The readings from this week demonstrate how language functions as an innate human ability while simultaneously serving as a tool for social categorization. Lippi-Green (2012) proves that all speakers possess an accent, yet only specific accents receive the status of standard speech. The appearance of language neutrality conceals the actual exercise of power in language. As she writes, “Accent discrimination is the last socially acceptable form of discrimination” (p. 46). Her argument revealed to me that standard English represents social class power structures that give preference to white people and middle-class cultural norms. The social structures continue to exist because educational institutions, media, and workplaces link appropriate language usage to both intellectual capacity and moral behavior.
In addition, Cummins (2013) offers a viewpoint on institutional power's influence on language policy through his explanation of Basic Interpersonal Communicative Skills (BICS) and Cognitive Academic Language Proficiency (CALP). The author states that students need two years to develop conversational fluency but five to seven years to achieve academic proficiency (p. 12), which shows how schools fail to understand bilingual students. Teachers who mistake social fluency for academic mastery incorrectly label bilingual students as deficient, which leads to their placement in special education programs. Cummins views language learning as a political issue rather than a technical one because he shows how these errors result from “coercive power relations in schooling” (p. 20). The study demonstrates that language ranking systems function as social inequality concealers according to Lippi-Green's research.

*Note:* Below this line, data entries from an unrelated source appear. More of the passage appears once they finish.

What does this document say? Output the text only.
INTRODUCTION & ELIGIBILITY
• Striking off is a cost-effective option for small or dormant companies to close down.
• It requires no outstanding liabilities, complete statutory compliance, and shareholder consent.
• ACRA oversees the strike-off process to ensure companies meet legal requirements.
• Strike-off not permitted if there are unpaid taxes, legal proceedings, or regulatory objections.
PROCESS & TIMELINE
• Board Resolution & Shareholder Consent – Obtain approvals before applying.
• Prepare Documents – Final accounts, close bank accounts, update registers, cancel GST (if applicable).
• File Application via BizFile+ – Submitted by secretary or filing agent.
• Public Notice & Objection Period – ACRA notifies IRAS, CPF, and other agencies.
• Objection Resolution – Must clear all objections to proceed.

The two examples demonstrate that linguistic standards function to establish which individuals qualify as members of particular social groups. With that being said, the Crash Course Linguistics video grounds these critiques in cognitive reality. The study demonstrates that humans possess an innate ability to learn language naturally and creatively through interactive experiences instead of rule memorization. Children from different backgrounds create language patterns that surpass their available input evidence, demonstrating that linguistic diversity reflects human adaptability rather than indicating deficiency. The scientific approach eliminates the false belief in linguistic purity, which leads to discrimination based on accents, and supports the enforcement of monolingual education. Thus, it appears language performs duties beyond communication because it represents social identity and operates as a system for power distribution, social inclusion, and exclusion.
Now, the question I have is, while preparing students to traverse organizations that reward "standard English," how can educators debunk the idea of this language in the classroom? Does true fairness necessitate changing what constitutes "educated" language itself, or can linguistic justice coexist with the social reality of accent bias and academic gatekeeping?